Telescopes document extreme explosion

21 November 2019

Astronomers at Oxford University’s Physics Department have been involved in the first-ever detection of a gamma-ray burst (GRB) by a ground-based high-energy telescope. The GRB, likely associated with the catastrophic explosion of a massive star, was first detected on January 14, 2019, by the orbiting Swift and Fermi satellites.

A major breakthrough

The ground-based high-energy telescope, MAGIC, responded automatically to the event and started taking data within 50 seconds of the burst; for the first time from such an event, it detected photons of Tera-electronvolt energise – a trillion times more energetic than visible light. This is the first time a GRB has been detected at such high energies from the ground, and marks a major breakthrough in tests of the underlying astrophysics.

Following the explosion, shock waves propagate outwards at close to the speed of light, producing emission detectable at radio wavelengths. Astrophysicists Ian Heywood and Rob Fender were involved in radio observations with the MeerKAT radio telescope which detected this radio afterglow.
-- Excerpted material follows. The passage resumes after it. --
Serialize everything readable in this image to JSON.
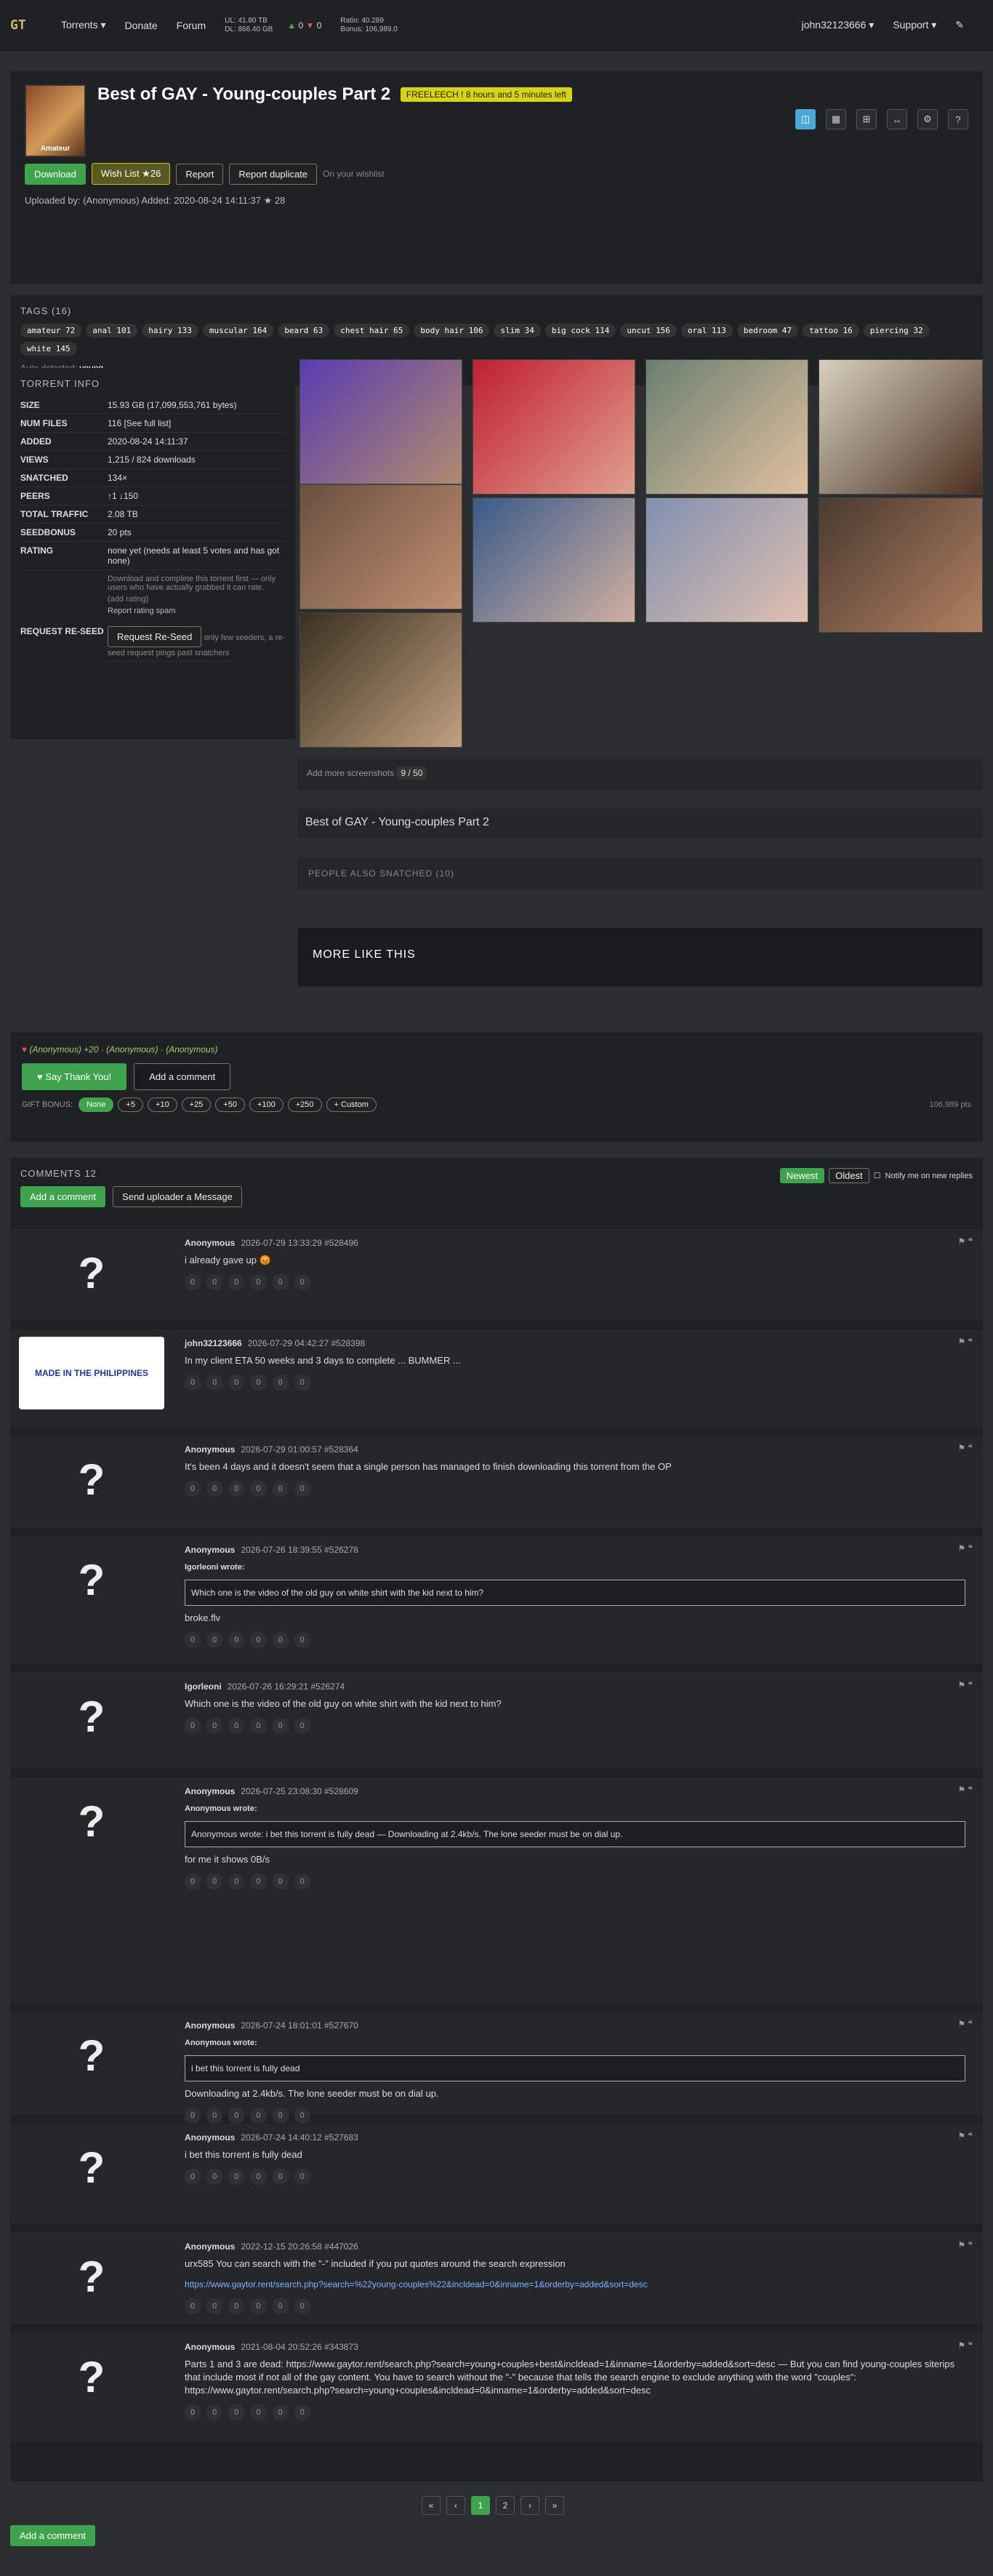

Ian commented: ‘Radio observations are a vital way to study the evolving aftermath of these extremely energetic events. Although MeerKAT is one of the newest radio telescopes in the world, it has rapidly proven to be the most powerful one in its class, with increasing involvement in truly global observational campaigns such as this one. We are very excited about Oxford’s close involvement with this telescope, and the discoveries that will be made with it in the coming months and years.’

Observation of inverse Compton emission from a long gamma-ray burst by MAGIC Collaboration et al is published in Nature.